Having Council members with overlapping ambitions could also disincline them to work together, Ceisler said. At the same time, members will want to avoid being seen as a roadblock to a popular policy idea, he said.

“What happens in a body like that? Are they jockeying against each other? I don’t think so — yet,” Ceisler said. “It’s not a recipe for congeniality, put it that way, or consensus-building."

Managing all of this will be Council President Darrell Clarke, who before the 2015 election was himself a rumored mayoral candidate. He is no longer said to be interested in the job.

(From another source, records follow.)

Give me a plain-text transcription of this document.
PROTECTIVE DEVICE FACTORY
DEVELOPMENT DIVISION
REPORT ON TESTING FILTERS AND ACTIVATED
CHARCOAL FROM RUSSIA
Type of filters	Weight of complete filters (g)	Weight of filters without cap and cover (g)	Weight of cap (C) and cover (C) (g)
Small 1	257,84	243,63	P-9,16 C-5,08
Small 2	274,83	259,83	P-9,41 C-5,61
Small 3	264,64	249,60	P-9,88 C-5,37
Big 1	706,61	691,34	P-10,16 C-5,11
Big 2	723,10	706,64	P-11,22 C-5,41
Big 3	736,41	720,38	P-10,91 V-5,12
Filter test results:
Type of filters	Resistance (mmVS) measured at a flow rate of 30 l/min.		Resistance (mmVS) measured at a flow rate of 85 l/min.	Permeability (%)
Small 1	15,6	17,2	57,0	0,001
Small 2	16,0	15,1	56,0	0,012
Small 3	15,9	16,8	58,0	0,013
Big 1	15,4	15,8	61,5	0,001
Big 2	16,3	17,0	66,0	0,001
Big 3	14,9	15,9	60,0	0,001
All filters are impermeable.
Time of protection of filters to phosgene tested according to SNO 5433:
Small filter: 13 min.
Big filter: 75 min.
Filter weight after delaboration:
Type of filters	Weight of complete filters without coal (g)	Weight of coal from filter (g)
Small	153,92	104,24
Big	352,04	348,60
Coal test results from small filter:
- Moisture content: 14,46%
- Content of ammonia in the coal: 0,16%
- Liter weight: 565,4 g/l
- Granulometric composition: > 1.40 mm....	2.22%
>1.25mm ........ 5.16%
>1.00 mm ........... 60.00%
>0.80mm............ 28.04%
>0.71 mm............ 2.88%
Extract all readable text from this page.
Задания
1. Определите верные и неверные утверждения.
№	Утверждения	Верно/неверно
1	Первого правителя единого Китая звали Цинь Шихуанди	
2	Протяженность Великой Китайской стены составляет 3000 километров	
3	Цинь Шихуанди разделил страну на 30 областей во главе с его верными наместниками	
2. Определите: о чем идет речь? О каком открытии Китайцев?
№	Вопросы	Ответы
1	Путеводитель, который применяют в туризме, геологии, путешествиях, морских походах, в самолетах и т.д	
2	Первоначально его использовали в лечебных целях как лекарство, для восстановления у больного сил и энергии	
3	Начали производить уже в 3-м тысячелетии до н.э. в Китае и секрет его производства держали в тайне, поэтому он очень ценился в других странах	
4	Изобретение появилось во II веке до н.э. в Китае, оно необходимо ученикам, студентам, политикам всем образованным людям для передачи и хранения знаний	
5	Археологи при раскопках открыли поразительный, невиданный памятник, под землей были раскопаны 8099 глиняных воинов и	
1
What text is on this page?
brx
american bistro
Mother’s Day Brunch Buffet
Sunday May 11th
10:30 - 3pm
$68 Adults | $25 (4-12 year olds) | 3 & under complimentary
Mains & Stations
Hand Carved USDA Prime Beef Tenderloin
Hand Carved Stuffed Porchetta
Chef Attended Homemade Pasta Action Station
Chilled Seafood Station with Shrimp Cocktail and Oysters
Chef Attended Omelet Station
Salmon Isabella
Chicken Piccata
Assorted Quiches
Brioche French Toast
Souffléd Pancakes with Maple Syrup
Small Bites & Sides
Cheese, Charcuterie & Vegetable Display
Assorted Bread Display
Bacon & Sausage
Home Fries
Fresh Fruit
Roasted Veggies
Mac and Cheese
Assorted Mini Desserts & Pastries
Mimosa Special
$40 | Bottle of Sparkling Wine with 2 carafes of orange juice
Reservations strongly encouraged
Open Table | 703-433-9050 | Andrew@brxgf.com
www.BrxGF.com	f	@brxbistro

Due to retirements and a primary upset, three of Clarke’s closest allies — Jannie Blackwell, Bill Greenlee, and Blondell Reynolds Brown — will no longer be on Council in January. Consequently, Clarke’s hold on the chamber is also playing a role in the political calculus. Although some members are clearly angling to replace Kenney, others may try to succeed Clarke if their path to the mayor’s office seems narrow.

An administration official who spoke on the condition of anonymity to avoid damaging relations with Council noted that, depending on how the November election turns out, there could be five new members next year, possibly opening a window for someone to challenge Clarke for the presidency instead of waiting for him to retire.

“All of that remains in play," the official said. "I don’t think anyone is particularly safe.”